Insbesondere Schaltungen, die dann noch 12 dB boosten, sind katastrophal, da sie garantiert die Transienten des Gitarrensignals ruinieren. Man sollte davon ausgehen, daß die Transientenspitzen bei +/- 2,5 Volt liegen. Bei +/- 4,5 Volt Batteriespannung bleibt da nicht viel zum Verstärken - insbesondere, wenn man einen OP-Amp verwendet, der nicht Rail to Rail aussteuerbar ist, sondern nur +/- 3 Volt sauber verarbeiten kann. Außerdem muß man man in der Gitarre auf den Stromverbrauch achten, da der Batteriewechsel in der Gitarre noch lästiger als im Effektgerät ist. Ich empfehle von daher, einen FET zu verwenden und entweder einen Source Folger oder eine Stufe mit maximal 6 dB Verstärkung zu designen. Wegen der Exemplarstreuungen der FETs muß man da schon selektieren und die Schaltung etwas anpassen. Mit FETs lassen sich Schaltungen mit 0,3 - 0,8 mA Stromverbrauch leicht realisieren. Die meisten (audio-tauglichen) OP-Amps liegen zwischen 1,5 und 4 mA. Eine Ausnahme ist der AD820 von Analog Devices. Der braucht nur 0,8 mA und arbeitet Rail-to Rail. Das wäre eine Alternative zum FET. Allerdings gefällt mir die Klangcharakteristik des diskreten FET besser. Wenn man etwas selektiert und trimmt, bekommt man sogar den Charakter hin, den man sonst gerne Röhren zuschreibt. Der FET hat eben auch so eine gekrümmte Kennlinie wie eine Triode.
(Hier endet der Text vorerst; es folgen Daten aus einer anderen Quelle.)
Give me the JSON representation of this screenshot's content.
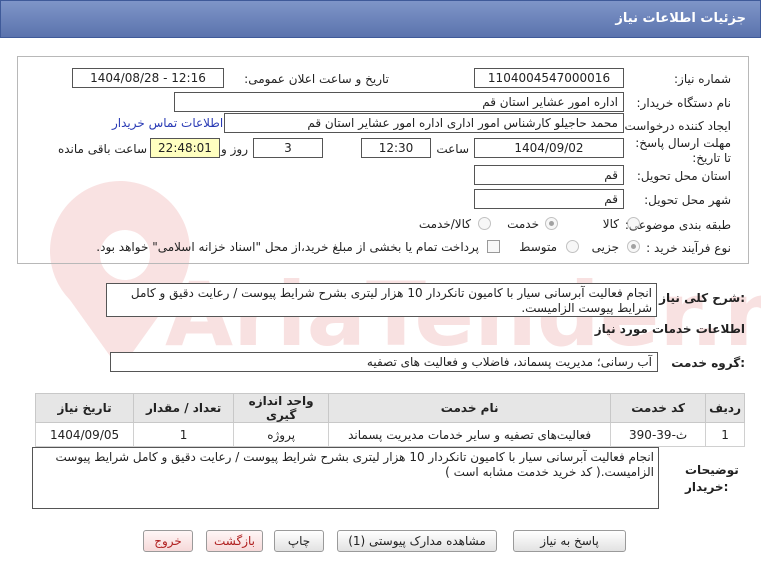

Recht populär ist die FET PreAmp-Schaltung von Don Tilman (im WEB). Allerdings hat die Schaltung am Eingang in einer Richtung nur rund 1 Volt Headroom, wenn man den vorgeschlagenen J201 verwendet. Wenn man schon in der Gitarre eine leichte Transientenkompression haben will, wie sie sonst in der Röhreneingangsstufe entsteht, ist das OK. Ansonsten sollte man die Schaltung modifizieren oder einen anderen FET nehmen (der mit etwas mehr Strom läuft).
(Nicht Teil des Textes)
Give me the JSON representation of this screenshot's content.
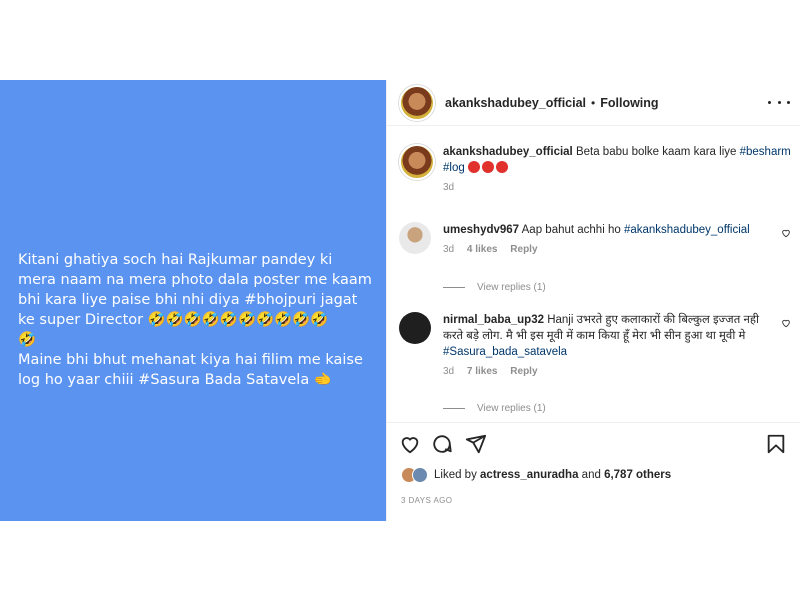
{
  "post": {
    "media_text": "Kitani ghatiya soch hai Rajkumar pandey ki mera naam na mera photo dala poster me kaam bhi kara liye paise bhi nhi diya #bhojpuri jagat ke super Director 🤣🤣🤣🤣🤣🤣🤣🤣🤣🤣\n🤣\nMaine bhi bhut mehanat kiya hai filim me kaise log ho yaar chiii #Sasura Bada Satavela 🫲"
  },
  "header": {
    "username": "akankshadubey_official",
    "separator": "•",
    "follow_status": "Following"
  },
  "caption": {
    "username": "akankshadubey_official",
    "text": "Beta babu bolke kaam kara liye ",
    "tag1": "#besharm",
    "tag2": "#log",
    "time": "3d"
  },
  "comments": [
    {
      "username": "umeshydv967",
      "text": "Aap bahut achhi ho ",
      "tag": "#akankshadubey_official",
      "time": "3d",
      "likes": "4 likes",
      "reply": "Reply",
      "view_replies": "View replies (1)"
    },
    {
      "username": "nirmal_baba_up32",
      "text": "Hanji उभरते हुए कलाकारों की बिल्कुल इज्जत नही करते बड़े लोग. मै भी इस मूवी में काम किया हूँ मेरा भी सीन हुआ था मूवी मे ",
      "tag": "#Sasura_bada_satavela",
      "time": "3d",
      "likes": "7 likes",
      "reply": "Reply",
      "view_replies": "View replies (1)"
    }
  ],
  "likes": {
    "prefix": "Liked by ",
    "user": "actress_anuradha",
    "middle": " and ",
    "count": "6,787 others"
  },
  "posted_ago": "3 DAYS AGO",
  "icons": [
    "heart-icon",
    "comment-icon",
    "share-icon",
    "bookmark-icon",
    "more-options-icon"
  ]
}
Warum erzähle ich das alles ?
Der qualitativ hochwertige Buffer/Preamp ist das A und O, wenn man einen Wahlschalter für die Resonanzfrequenz des PU haben will und von der Kabelkapazität unabhängig sein will. Wohlgemerkt: Unabhängig von der Kabelkapazität, nicht unabhängig von den sonstigen Klangeinflüssen durch das Kabel. Es ist eine verbreitete Irrmeinung und kompletter Blödsinn, man könne hinter einem niederohmigen Bufferausgang auch Billigstkabel verwenden.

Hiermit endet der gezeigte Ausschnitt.